Juanita Stein – The Weightless Hour | The Quietus

Juanita Stein

The Weightless Hour

Agricultural Audio

Former Howling Bells singer/guitarist returns with a radically different, stripped-back sound

Four years on from her last studio album, Juanita Stein is reintroducing herself through a big shift in her musical approach. On The Weightless Hour, Stein massively scales back her arrangements, setting her voice at the centre and letting a healthy amount of reverb help her and her guitar fill in the space.

But while Stein’s arrangements are frequently simple, they are never sparse. Despite the minimalist approach to the songs, the production still sounds full, allowing distant echoing sounds to emphasise what’s there rather than imply what’s missing. This stripped back approach, however, reflects back in her lyrics. “No call to arms / No cross to bear” she sings on the title track with a world weariness.

Whether that fatigue is born of resignation or acceptance is a question of how much agency was in the outcomes. But there is definitely a clarity. It’s in ‘Old World’, Stein’s mournful account of a visit to Prague, from which her grandmother fled the Nazi occupation, and a modern willingness to forget a horrific past. While Stein’s delivery is mostly stoic, her backing vocals are ghostly, and a swell of strings and chime of glockenspiel are a pointed, dramatic moment when she allows something other than her voice to come to the fore.

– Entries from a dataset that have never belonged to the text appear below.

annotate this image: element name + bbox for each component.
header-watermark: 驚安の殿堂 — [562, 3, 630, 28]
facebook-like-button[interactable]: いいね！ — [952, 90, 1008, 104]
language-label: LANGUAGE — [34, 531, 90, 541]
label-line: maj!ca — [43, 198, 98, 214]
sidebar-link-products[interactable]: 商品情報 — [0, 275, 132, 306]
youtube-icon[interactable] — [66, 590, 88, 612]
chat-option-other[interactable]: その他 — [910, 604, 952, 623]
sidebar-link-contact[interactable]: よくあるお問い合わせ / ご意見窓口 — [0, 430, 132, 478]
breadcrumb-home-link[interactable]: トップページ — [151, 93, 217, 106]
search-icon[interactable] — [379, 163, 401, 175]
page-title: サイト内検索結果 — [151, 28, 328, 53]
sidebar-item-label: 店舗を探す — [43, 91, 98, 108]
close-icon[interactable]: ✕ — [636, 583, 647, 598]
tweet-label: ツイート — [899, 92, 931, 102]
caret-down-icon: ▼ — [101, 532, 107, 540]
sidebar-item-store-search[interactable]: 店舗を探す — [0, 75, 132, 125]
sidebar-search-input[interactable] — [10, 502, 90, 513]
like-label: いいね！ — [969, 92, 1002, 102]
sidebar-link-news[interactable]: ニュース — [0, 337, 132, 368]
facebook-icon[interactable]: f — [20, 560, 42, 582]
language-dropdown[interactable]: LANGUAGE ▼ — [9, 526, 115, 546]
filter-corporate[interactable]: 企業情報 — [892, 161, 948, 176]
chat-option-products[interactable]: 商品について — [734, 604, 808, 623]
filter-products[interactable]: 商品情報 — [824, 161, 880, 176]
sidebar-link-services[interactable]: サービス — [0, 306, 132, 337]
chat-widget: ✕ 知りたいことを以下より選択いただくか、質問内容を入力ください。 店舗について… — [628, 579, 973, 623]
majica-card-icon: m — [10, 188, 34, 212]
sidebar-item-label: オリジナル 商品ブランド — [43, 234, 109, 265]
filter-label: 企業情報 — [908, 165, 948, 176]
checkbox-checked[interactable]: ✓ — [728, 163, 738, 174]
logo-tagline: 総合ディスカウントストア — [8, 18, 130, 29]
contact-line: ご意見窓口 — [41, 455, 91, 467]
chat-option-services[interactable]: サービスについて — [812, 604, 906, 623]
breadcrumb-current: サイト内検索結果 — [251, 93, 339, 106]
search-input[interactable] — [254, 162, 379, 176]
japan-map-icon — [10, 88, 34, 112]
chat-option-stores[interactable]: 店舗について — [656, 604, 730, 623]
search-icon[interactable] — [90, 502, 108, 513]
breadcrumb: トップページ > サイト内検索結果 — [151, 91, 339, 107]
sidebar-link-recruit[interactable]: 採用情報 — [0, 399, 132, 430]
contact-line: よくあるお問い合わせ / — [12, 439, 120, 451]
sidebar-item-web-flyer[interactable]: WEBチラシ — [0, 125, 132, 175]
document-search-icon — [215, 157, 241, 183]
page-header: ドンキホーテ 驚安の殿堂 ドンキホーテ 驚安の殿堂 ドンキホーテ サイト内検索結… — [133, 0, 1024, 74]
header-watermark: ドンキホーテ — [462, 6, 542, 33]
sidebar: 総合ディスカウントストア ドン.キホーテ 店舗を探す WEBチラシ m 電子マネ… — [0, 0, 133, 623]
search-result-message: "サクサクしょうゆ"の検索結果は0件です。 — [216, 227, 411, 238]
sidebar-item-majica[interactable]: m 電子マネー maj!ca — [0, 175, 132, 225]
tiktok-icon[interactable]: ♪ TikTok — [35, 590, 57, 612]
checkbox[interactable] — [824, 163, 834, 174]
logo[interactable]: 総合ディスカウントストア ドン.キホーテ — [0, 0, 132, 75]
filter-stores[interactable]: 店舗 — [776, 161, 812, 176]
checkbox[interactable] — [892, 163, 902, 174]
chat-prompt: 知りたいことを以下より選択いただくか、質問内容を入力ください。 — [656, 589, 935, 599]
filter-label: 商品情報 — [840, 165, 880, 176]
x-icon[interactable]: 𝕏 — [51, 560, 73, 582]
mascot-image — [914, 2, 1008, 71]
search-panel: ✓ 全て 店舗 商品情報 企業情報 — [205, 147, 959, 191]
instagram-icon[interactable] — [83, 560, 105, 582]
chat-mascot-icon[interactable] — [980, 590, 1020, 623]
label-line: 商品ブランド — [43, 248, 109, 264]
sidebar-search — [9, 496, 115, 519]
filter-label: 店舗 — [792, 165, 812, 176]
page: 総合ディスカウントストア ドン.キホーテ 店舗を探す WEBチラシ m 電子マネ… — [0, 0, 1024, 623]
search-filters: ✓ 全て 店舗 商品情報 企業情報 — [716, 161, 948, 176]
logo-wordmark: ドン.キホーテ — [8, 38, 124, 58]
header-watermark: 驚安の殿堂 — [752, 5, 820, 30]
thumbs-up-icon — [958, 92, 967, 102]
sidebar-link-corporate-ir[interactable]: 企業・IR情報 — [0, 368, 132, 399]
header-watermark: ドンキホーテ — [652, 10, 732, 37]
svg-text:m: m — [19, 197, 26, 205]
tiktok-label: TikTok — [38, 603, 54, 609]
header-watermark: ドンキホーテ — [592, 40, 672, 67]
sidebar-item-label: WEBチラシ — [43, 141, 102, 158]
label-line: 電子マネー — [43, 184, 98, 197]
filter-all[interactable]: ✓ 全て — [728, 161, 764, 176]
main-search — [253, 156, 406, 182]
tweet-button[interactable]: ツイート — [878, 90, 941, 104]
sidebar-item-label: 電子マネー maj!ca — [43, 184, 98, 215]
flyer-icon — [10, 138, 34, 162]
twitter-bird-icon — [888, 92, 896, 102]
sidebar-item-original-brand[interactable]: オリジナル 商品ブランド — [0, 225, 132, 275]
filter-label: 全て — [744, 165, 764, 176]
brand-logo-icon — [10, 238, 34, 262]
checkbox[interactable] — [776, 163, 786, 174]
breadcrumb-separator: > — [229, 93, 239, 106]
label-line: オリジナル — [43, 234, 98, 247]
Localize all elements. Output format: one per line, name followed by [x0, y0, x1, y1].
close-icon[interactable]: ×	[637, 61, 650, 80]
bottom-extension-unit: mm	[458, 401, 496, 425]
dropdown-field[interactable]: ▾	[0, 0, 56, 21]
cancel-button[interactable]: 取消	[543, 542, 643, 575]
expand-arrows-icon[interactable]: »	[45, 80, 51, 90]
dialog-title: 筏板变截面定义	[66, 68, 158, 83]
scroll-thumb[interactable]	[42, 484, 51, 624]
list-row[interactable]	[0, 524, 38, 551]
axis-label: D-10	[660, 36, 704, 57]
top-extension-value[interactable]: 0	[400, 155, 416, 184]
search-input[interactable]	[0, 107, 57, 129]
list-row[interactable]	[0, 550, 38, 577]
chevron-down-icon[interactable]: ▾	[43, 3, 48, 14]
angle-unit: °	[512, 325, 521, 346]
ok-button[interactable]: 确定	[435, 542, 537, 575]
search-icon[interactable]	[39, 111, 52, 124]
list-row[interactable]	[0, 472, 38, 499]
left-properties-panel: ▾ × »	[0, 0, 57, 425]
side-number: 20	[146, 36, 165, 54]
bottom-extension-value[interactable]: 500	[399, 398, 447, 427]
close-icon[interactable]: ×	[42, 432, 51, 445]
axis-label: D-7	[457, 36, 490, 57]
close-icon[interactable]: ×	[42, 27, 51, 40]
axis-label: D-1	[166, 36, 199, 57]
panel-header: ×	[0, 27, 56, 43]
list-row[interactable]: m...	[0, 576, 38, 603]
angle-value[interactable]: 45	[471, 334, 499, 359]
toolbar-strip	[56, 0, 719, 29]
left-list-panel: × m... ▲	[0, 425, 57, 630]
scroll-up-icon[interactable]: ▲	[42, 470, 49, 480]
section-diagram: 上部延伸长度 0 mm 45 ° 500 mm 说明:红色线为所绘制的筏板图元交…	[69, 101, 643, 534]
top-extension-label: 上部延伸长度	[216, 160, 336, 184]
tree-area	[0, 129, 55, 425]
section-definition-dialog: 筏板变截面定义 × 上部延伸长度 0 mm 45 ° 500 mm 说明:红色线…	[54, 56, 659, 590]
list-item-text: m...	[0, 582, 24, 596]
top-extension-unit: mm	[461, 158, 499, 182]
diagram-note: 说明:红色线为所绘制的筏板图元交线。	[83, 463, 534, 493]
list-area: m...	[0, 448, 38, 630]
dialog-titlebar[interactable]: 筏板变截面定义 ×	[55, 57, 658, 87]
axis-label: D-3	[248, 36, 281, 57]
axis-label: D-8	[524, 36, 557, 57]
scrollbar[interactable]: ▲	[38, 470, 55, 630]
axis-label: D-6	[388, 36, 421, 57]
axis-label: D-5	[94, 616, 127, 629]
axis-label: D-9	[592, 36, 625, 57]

That sense of clarity is also present on ‘The Game’, a gentle song to her younger self (the one who in her Howling Bells days had to be relegated to ‘women in rock’ lists as though her musicianship and songwriting required the qualifier). “Ignore your instincts / Blink and you’ll miss it”, she sings with a sarcastic calm and knowledge of the urgency that gets young people to act against their interests for seat at a table that isn’t always open to them.

Arguably, her pared back approach on The Weightless Hour is Stein following her instincts on what feels right for now. ‘Ceremony’, the track on the album fleshed out with bass and drums, is evidence that she hasn’t abandoned rock music and could have followed the familiar path elsewhere. The fat, bluesy sound of ‘Daily Rituals’ would have easily fit with a similar arrangement, but there’s more intimacy in her voice and guitar being offset by a skipping synth.

There is a similar heightened emotion to ‘Motionless’, the album’s upbeat centre. Its big, wailing chorus and matter-of-fact backing vocals have a naked vulnerability that wouldn’t be there if Stein chose a slicker production or more complex arrangement. Instead, it’s a marvel how big she can make her voice and guitar sound. She is allowing herself to take up that space.